1700人の人員整理などコスト削減を推進
ここ数年、バーバリーは一段階上のラグジュアリーブランドへの転身を図りつつも、マクロ経済の悪化や社会情勢の変化などもあり、24年3月期決算は減収減益となるなど苦戦。22年4月から同社を率いていたジョナサン・エイクロイド(Jonathan Akeroyd)前最高経営責任者(CEO)は24年7月に退任し、後任としてコーチ(COACH)やマイケル・コース(MICHAEL KORS)のトップを務めていたジョシュア・シュルマン(Joshua Schulman)CEOが同7月に就任した。
同氏は11月、ブランドの魅力を再燃させ、長期的な価値創出や成長を促す事業戦略“バーバリー・フォワード(Burberry Forward)”を策定。“タイムレスな英国ラグジュアリー”への注力や、さらなるコスト削減策などが盛り込まれている。同社は24年に4000万ポンド(約77億円)のコスト削減計画を打ち出しているが、今回それをさらに拡大し、27年までに1億ポンド(約193億円)の削減を目指すことを明らかにした。その一環として、本社を中心にグローバルでおよそ1700人の人員整理を発表。これは全従業員の約20%に当たる。同社はまた、英北部のヨークシャー地方カッスルフォードにある、トレンチコートなどを製造している工場の夜勤シフトを廃止する。これは過剰生産の防止とコスト削減の両方を目的としているが、工場の従業員の約25%が影響を受けるという。

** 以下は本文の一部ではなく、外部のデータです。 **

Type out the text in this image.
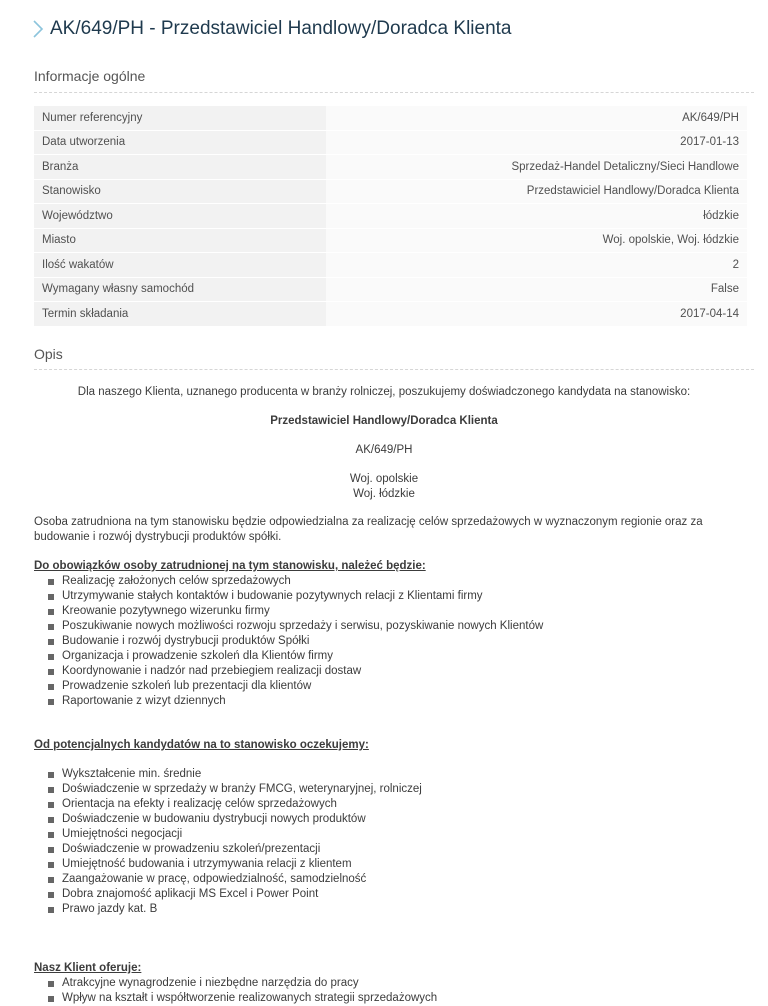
AK/649/PH - Przedstawiciel Handlowy/Doradca Klienta
Informacje ogólne
Numer referencyjny	AK/649/PH
Data utworzenia	2017-01-13
Branża	Sprzedaż-Handel Detaliczny/Sieci Handlowe
Stanowisko	Przedstawiciel Handlowy/Doradca Klienta
Województwo	łódzkie
Miasto	Woj. opolskie, Woj. łódzkie
Ilość wakatów	2
Wymagany własny samochód	False
Termin składania	2017-04-14
Opis
Dla naszego Klienta, uznanego producenta w branży rolniczej, poszukujemy doświadczonego kandydata na stanowisko:
Przedstawiciel Handlowy/Doradca Klienta
AK/649/PH
Woj. opolskie
Woj. łódzkie
Osoba zatrudniona na tym stanowisku będzie odpowiedzialna za realizację celów sprzedażowych w wyznaczonym regionie oraz za budowanie i rozwój dystrybucji produktów spółki.
Do obowiązków osoby zatrudnionej na tym stanowisku, należeć będzie:
Realizację założonych celów sprzedażowych
Utrzymywanie stałych kontaktów i budowanie pozytywnych relacji z Klientami firmy
Kreowanie pozytywnego wizerunku firmy
Poszukiwanie nowych możliwości rozwoju sprzedaży i serwisu, pozyskiwanie nowych Klientów
Budowanie i rozwój dystrybucji produktów Spółki
Organizacja i prowadzenie szkoleń dla Klientów firmy
Koordynowanie i nadzór nad przebiegiem realizacji dostaw
Prowadzenie szkoleń lub prezentacji dla klientów
Raportowanie z wizyt dziennych
Od potencjalnych kandydatów na to stanowisko oczekujemy:
Wykształcenie min. średnie
Doświadczenie w sprzedaży w branży FMCG, weterynaryjnej, rolniczej
Orientacja na efekty i realizację celów sprzedażowych
Doświadczenie w budowaniu dystrybucji nowych produktów
Umiejętności negocjacji
Doświadczenie w prowadzeniu szkoleń/prezentacji
Umiejętność budowania i utrzymywania relacji z klientem
Zaangażowanie w pracę, odpowiedzialność, samodzielność
Dobra znajomość aplikacji MS Excel i Power Point
Prawo jazdy kat. B
Nasz Klient oferuje:
Atrakcyjne wynagrodzenie i niezbędne narzędzia do pracy
Wpływ na kształt i współtworzenie realizowanych strategii sprzedażowych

こうした事業戦略やコスト削減策などを市場は好感し、バーバリーの14日の株価は前日終値比17.0%高の9.67ポンド(約1866円)をつけた。
ダニエル・リー=チーフ・クリエイティブ・オフィサーの進退は?
さまざまな変化が起きているバーバリーだが、クリエイティブ面での変更は予定しておらず、22年10月に就任したダニエル・リー(Daniel Lee)=チーフ・クリエイティブ・オフィサーは続投する。シュルマンCEOは、「ダニエルと私は、共に『バーバリー』を前進させることにコミットしている。彼は就任以来、タイムレスな英国ラグジュアリーを比類のない表現で提供し続けている」と高く評価した。
同氏はまた、アナリスト向けの説明会で、ドナルド・トランプ(Donald Trump)米大統領政権による関税の引き上げに関して「米国市場が当社の売り上げ全体に占める割合は約19%なので、競合と比べると影響は少ない」としながらも、「価格調整の意味もあり、1ケタ台半ば程度の値上げを行った」と説明。また、売り上げの30%程度を占めるアジア太平洋地域により依存しているとの見方を示した。